Die Terrormiliz "Islamischer Staat" ist in den vergangenen Wochen laut US-Geheimdienstberichten stark zurückgedrängt worden. Ausserdem verlor der IS Städte wie Palmyra an die syrische Armee.



Trotzdem gelang es der Terrorgruppe erst diese Woche, mehrere strategisch wichtige Orte in Nordsyrien nahe der türkischen Grenze von Rebellen zurückzuerobern.

Doch obwohl es so scheint, als werde die Miliz innerhalb Syriens insgesamt zurückgedrängt, ist sie länderübergreifend gesehen alles andere als geschwächt: Vor allem Nordafrika ist zunehmend in den Fokus der Terroristen gerückt. So hat sich beispielsweise in Libyen die Zahl der Terrorkämpfer binnen einen Jahres offenbar verdoppelt.

Noch schafft es der IS dort allerdings nicht, so schnell so viele Gebiete zu erobern, wie im noch stärker zerrissenen Syrien.
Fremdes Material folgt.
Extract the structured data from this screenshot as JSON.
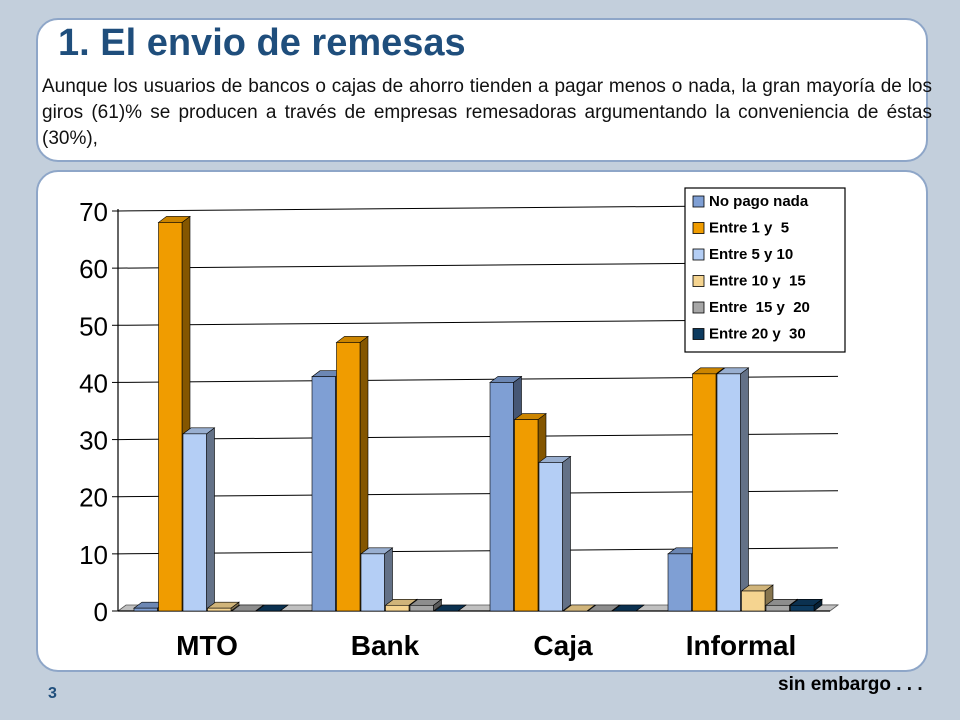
{
  "slide": {
    "title": "1. El envio de remesas",
    "intro": "Aunque los usuarios de bancos o cajas de ahorro tienden a pagar menos o nada, la gran mayoría de los giros (61)% se producen a través de empresas remesadoras argumentando la conveniencia de éstas (30%),",
    "page_number": "3",
    "footer_note": "sin embargo . . ."
  },
  "colors": {
    "panel_border": "#8ea6c8",
    "background": "#c3cfdc",
    "title": "#1f4e7c"
  },
  "chart_data": {
    "type": "bar",
    "style": "3d-clustered",
    "title": "",
    "xlabel": "",
    "ylabel": "",
    "categories": [
      "MTO",
      "Bank",
      "Caja",
      "Informal"
    ],
    "ylim": [
      0,
      70
    ],
    "yticks": [
      "0",
      "10",
      "20",
      "30",
      "40",
      "50",
      "60",
      "70"
    ],
    "grid": true,
    "legend_position": "top-right",
    "series": [
      {
        "name": "No pago nada",
        "color": "#7f9fd4",
        "values": [
          0.5,
          41,
          40,
          10
        ]
      },
      {
        "name": "Entre 1 y  5",
        "color": "#f09c00",
        "values": [
          68,
          47,
          33.5,
          41.5
        ]
      },
      {
        "name": "Entre 5 y 10",
        "color": "#b4cef5",
        "values": [
          31,
          10,
          26,
          41.5
        ]
      },
      {
        "name": "Entre 10 y  15",
        "color": "#f5d490",
        "values": [
          0.5,
          1,
          0,
          3.5
        ]
      },
      {
        "name": "Entre  15 y  20",
        "color": "#a6a6a6",
        "values": [
          0,
          1,
          0,
          1
        ]
      },
      {
        "name": "Entre 20 y  30",
        "color": "#0d3a5e",
        "values": [
          0,
          0,
          0,
          1
        ]
      }
    ]
  }
}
Was ist mit der zivilen Bevölkerung?

Zu Beginn des Waffenstillstands gingen Meldungen von Syrern um die Welt, die sich das erste Mal seit Monaten auf die Strasse wagten. Die Hoffnung auf ein bisschen Alltag scheint jedoch längst wieder zerstört.

Die UN-Sonderbeauftragte Staffan de Mistura sagte bei Friedensgesprächen in Genf, dass bei den aktuellen Kämpfen alle 25 Minuten ein Syrer getötet worden sei.

Die katastrophale humanitäre Lage werde zudem noch verschlimmert, da die Rückschritte der Friedensverhandlungen auch die Hilfslieferungen in belagerte Gebiete erschweren. Laut Informationen der Deutschen Presseagentur (dpa) hat das Welternährungsprogramm keinen Zugang zu rund einer Million Menschen.

Ausserdem wird laut UN-Nothilfe-Experte Jan Egeland keine andere Gruppe so unter Feuer genommen wie Ärzte und Sanitäter. Ein katastrophaler Monat stehe bevor.